大阪府内の私立高校の男子生徒(17)が、いじめ防止対策推進法に基づく「重大事態」で調査中にもかかわらず、3月末での除籍処分を不当として大阪地裁堺支部に仮処分を申し立てた。この生徒は2024年度に中高一貫校から内部進学し、同級生による身体的及びLINEを使ったなりすましメッセージのいじめを受け、2024年5月から不登校が続いている。2025年7月には、内部規定に基づき除籍処分を受けたことが伝えられた。学校側は10月に「重大事態」と認定し、調査のため弁護士ら第三者委員会を設置したが、除籍処分は取り下げていない。生徒側は不登校の原因調査の遅れを主張している。

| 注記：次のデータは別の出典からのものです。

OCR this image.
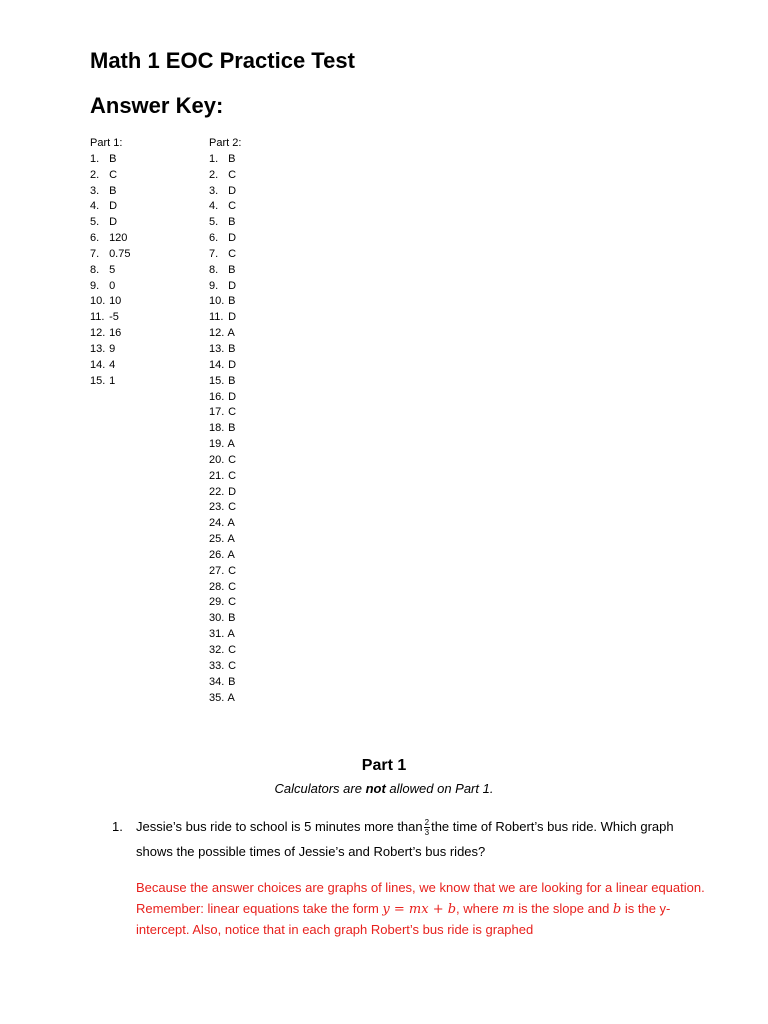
Math 1 EOC Practice Test
Answer Key:
Part 1:
1. B
2. C
3. B
4. D
5. D
6. 120
7. 0.75
8. 5
9. 0
10. 10
11. -5
12. 16
13. 9
14. 4
15. 1
Part 2:
1. B
2. C
3. D
4. C
5. B
6. D
7. C
8. B
9. D
10. B
11. D
12. A
13. B
14. D
15. B
16. D
17. C
18. B
19. A
20. C
21. C
22. D
23. C
24. A
25. A
26. A
27. C
28. C
29. C
30. B
31. A
32. C
33. C
34. B
35. A
Part 1
Calculators are not allowed on Part 1.
1. Jessie’s bus ride to school is 5 minutes more than $\frac{2}{3}$ the time of Robert’s bus ride. Which graph shows the possible times of Jessie’s and Robert’s bus rides?
Because the answer choices are graphs of lines, we know that we are looking for a linear equation. Remember: linear equations take the form y = mx + b, where m is the slope and b is the y-intercept. Also, notice that in each graph Robert’s bus ride is graphed
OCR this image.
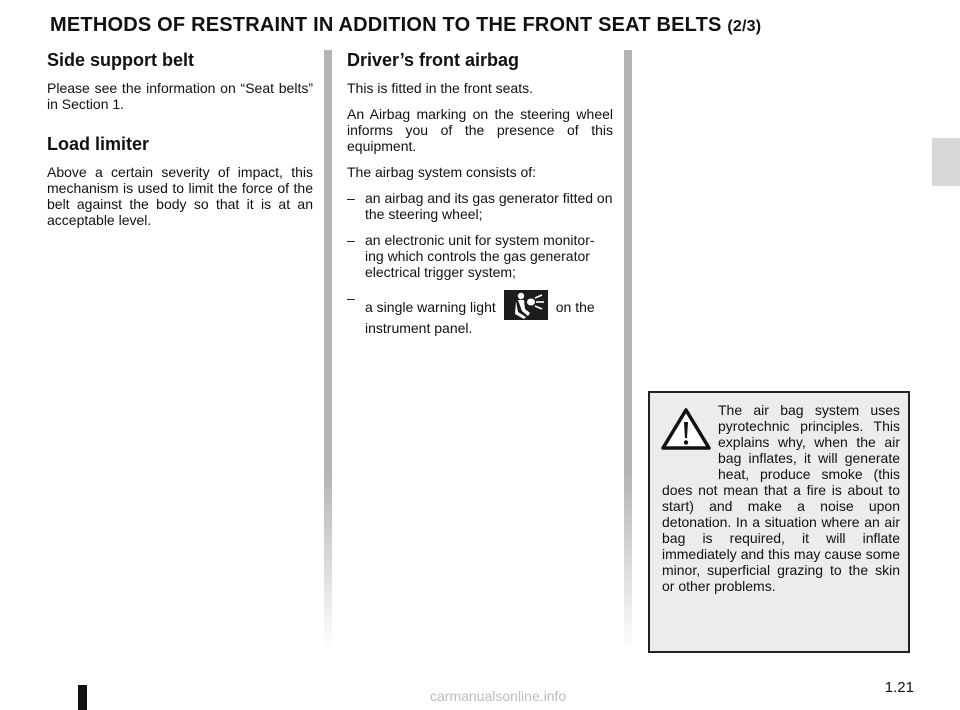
METHODS OF RESTRAINT IN ADDITION TO THE FRONT SEAT BELTS (2/3)
Side support belt

Please see the information on “Seat belts” in Section 1.

Load limiter

Above a certain severity of impact, this mechanism is used to limit the force of the belt against the body so that it is at an acceptable level.

Driver’s front airbag

This is fitted in the front seats.

An Airbag marking on the steering wheel informs you of the presence of this equipment.

The airbag system consists of:

– an airbag and its gas generator fitted on the steering wheel;
– an electronic unit for system monitor-ing which controls the gas generator electrical trigger system;
–
a single warning light	on the instrument panel.
The air bag system uses pyrotechnic principles. This explains why, when the air bag inflates, it will generate heat, produce smoke (this does not mean that a fire is about to start) and make a noise upon detonation. In a situation where an air bag is required, it will inflate immediately and this may cause some minor, superficial grazing to the skin or other problems.
1.21
carmanualsonline.info
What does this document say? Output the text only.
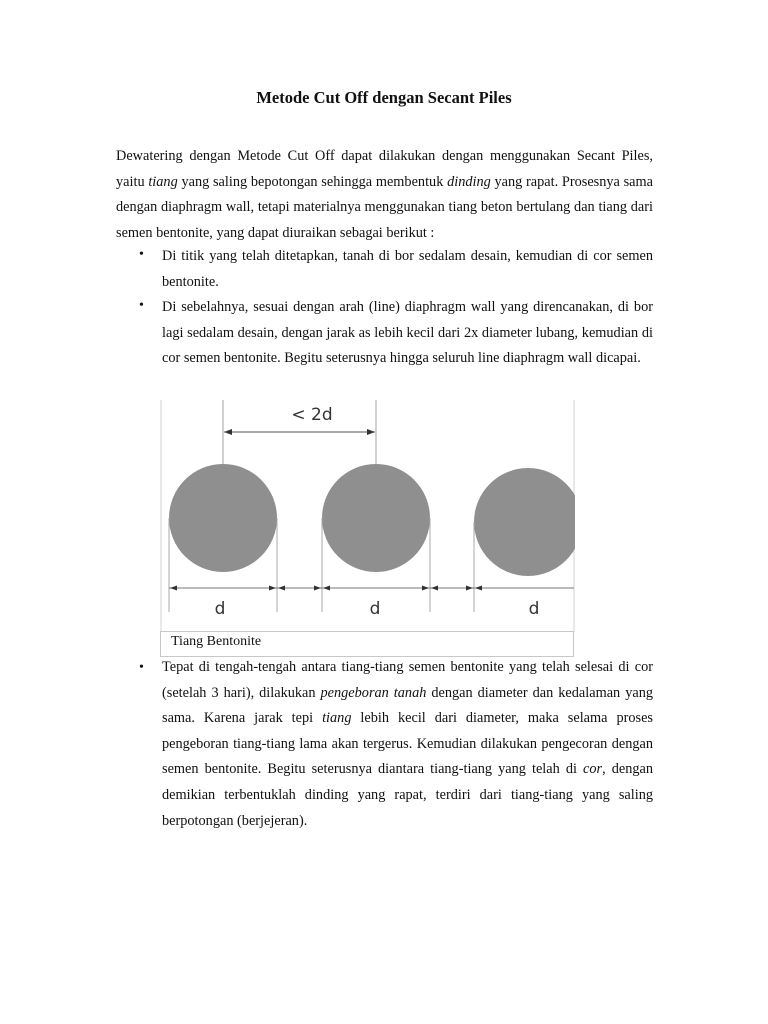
Metode Cut Off dengan Secant Piles
Dewatering dengan Metode Cut Off dapat dilakukan dengan menggunakan Secant Piles, yaitu tiang yang saling bepotongan sehingga membentuk dinding yang rapat. Prosesnya sama dengan diaphragm wall, tetapi materialnya menggunakan tiang beton bertulang dan tiang dari semen bentonite, yang dapat diuraikan sebagai berikut :
• Di titik yang telah ditetapkan, tanah di bor sedalam desain, kemudian di cor semen bentonite.
• Di sebelahnya, sesuai dengan arah (line) diaphragm wall yang direncanakan, di bor lagi sedalam desain, dengan jarak as lebih kecil dari 2x diameter lubang, kemudian di cor semen bentonite. Begitu seterusnya hingga seluruh line diaphragm wall dicapai.
< 2d
d	d	d
Tiang Bentonite
• Tepat di tengah-tengah antara tiang-tiang semen bentonite yang telah selesai di cor (setelah 3 hari), dilakukan pengeboran tanah dengan diameter dan kedalaman yang sama. Karena jarak tepi tiang lebih kecil dari diameter, maka selama proses pengeboran tiang-tiang lama akan tergerus. Kemudian dilakukan pengecoran dengan semen bentonite. Begitu seterusnya diantara tiang-tiang yang telah di cor, dengan demikian terbentuklah dinding yang rapat, terdiri dari tiang-tiang yang saling berpotongan (berjejeran).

この事件は教育制度の欠陥による悲劇であり、緊急の是正が求められる現状と言える。調査が進行中にも関わらず除籍処分を進める学校の対応は、子供の教育権を軽視した異常な行動だ。
内部規定に基づいた機械的な処分は、いじめの影響に関する深刻な考慮を欠いている。まず、現行の制度における柔軟な判断基準の導入が必要である。また、いじめに関連する調査を迅速かつ適正に行うための体制強化も不可欠だ。そして、進級に関する評価基準として出席日数だけでなく、特別な事情を考慮する新しいガイドラインを設定することで、同様の問題の再発を防ぐことができる。子供たちが安全に学び、成長できる教育環境の構築は、我々社会全体の価値観を示すものであり、迅速な改善が求められている。
ネットからのコメント
1、いじめ防止対策推進法の精神から言っても非常に問題のある判断だ。いじめ重大事態の根拠のうち、これは不登校事案にあたる。法は学校には問題への対処も求めており、柔軟な対応が求められるところ。このような判断をしてしまう学校だからこそ、いじめへの対応が遅れ、生徒が不登校となってしまったと言える。学校は「学校いじめ対応方針」を策定して公開しているはずだが、形骸化して機能していないのだろう。対象の生徒を退学にするという判断により提訴されたということは、事態をより複雑にしてしまった。
法は、調査の目的を事実の解明とともに同種の事態の再発防止としている。今ごろ、第三者委員会は報告書を作成するにあたり頭を抱えていることであろう。あり得ない対応だ。
2、無償化で人気の私立ですが、校則を守らなかったり、出席日数足りなければ容赦なく退学が待ってます。いじめや不登校に寄り添うなんてこともありませんので、私立の施設や大学進学指導だけで飛びつくのは危険だなと思います。どんな学校説明会でも不登校生徒の数なんて公表しませんから。中学校までなら、義務教育なので転校ができますが、高校はそうはいきません。ホームページなどで編入学が可能となっているようなところはなかなかありませんでした。無償化で高校進学が事実上義務教育となっている現代に、不登校となれば、高校中退となってしまいます。定員割れする公立高校も多い大阪ですから、編入学試験を積極的に行って、私立高校に通えなくなった子の受け皿になって欲しいと思います。
3、まずはいじめの有無を認定し加害行為者及び適切に対応しなかった教員の処分が先だろう。特に加害行為者に対しては退学処分など厳罰に処する必要がある。
いじめが認定された場合、被害者が登校できなかったのは学校側の責任もあるため除籍処分はありえないだろう。
4、ずっと被害を訴えていたのに、対応しない学校に問題あり。いじめ問題で毎回思うのは、学校と教師がいじめを安易にとらえてる事。被害者の命に関わる事、人生に関わる事なのにすぐ対応しないで、知りませんでした、わかりませんでしたと逃げの姿勢ばかり。学校のめんつ、教師の評価ばかり気にしているから、隠蔽したり、対応しない事ばかり。被害者に寄り添うのはもちろん、加害者を出席停止や謹慎処分にし登校できなくするなど、すぐできる事をやればいいのに。中学生や高校生なら、やっていい事、悪い事の判断は絶対できる。調査して問題ありなら、加害者を退学処分にするべき。被害者が退学処分て、酷すぎる。